In cybersecurity, proactive approach is a must. New vulnerabilities are constantly being discovered and built into brand-new attacks that can break into sensitive databases or take down servers. Attacks are often bought and sold for large amounts of money on dark web forums – online meeting places that can’t be reached with standard web browsers. Researchers in our Center for Cybersecurity and Digital Forensics scrape data from dark web forums where exploits are sold, and analyze them. Last year, our research team found a never-before-seen attack before it was deployed “in the wild” – this gave a chance to the community to really plan the defenses for it.

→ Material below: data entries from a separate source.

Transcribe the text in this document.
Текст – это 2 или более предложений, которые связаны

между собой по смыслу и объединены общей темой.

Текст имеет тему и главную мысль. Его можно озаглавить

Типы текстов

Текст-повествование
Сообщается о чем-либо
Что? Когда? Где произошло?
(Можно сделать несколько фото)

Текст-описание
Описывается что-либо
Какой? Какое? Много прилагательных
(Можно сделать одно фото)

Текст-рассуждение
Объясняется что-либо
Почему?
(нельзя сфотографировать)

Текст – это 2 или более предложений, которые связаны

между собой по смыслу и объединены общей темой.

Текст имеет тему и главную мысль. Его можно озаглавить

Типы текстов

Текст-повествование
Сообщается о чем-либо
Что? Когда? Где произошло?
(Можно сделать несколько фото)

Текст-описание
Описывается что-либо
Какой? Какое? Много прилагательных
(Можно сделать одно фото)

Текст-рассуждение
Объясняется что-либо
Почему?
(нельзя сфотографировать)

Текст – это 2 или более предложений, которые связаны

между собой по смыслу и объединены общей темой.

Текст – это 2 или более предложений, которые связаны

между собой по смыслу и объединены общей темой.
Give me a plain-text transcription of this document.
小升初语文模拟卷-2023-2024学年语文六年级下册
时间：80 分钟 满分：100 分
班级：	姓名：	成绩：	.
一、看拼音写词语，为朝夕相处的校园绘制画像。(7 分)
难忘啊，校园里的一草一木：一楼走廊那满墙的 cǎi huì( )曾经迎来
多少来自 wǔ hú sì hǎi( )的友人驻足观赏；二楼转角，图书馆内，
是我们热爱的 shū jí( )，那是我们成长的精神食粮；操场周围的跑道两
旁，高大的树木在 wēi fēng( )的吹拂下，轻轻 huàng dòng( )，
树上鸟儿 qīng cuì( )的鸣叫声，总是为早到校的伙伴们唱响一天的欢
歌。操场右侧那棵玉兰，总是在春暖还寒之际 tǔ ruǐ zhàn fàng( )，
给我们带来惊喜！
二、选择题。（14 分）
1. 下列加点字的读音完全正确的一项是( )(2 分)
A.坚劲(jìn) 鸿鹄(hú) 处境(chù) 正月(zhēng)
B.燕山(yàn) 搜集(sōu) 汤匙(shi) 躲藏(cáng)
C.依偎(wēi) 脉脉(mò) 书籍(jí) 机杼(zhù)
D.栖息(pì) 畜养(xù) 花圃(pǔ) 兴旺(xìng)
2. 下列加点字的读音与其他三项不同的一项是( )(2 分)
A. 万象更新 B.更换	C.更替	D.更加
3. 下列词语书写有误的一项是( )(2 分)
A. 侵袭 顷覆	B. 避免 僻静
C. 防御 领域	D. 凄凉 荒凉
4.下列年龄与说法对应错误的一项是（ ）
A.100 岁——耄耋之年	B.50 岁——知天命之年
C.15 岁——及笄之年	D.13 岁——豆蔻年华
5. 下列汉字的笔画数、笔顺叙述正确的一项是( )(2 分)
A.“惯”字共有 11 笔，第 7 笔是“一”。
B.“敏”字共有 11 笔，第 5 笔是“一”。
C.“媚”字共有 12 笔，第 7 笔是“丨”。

Finally, we have to accept that none of us can do this alone. I have always wanted to do research precisely because I wanted to make a difference. It may seem like spectral graph theory is pretty esoteric of a field. And yet, in all of the examples that I’ve talked about understanding connections between different elements of a problem provides a way to see how the puzzle pieces fit together. In addition to understanding connections, we see a few other common themes – diversity of time scales to understand how historical events have impact on anticipating and planning for the future, large, complex datasets coming from variety of sources, and the need to bring together disciplines that have not traditionally worked together.
These commonalities allow us to apply what works in one area to others, thus making progress on what may seem unsolvable. They also allow us to fully embrace the complexity of the entire security landscape without compromising our goal of impact. But, if our goal is research with impact, failure, especially of the kind where you learn something and you get up and keep going, is not a bad thing.
It makes us tougher. It teaches us how to be better humans. And it allows us to make progress towards a more secure world.
Oh, and one more thing. My five-year old daughter is currently doing ballet.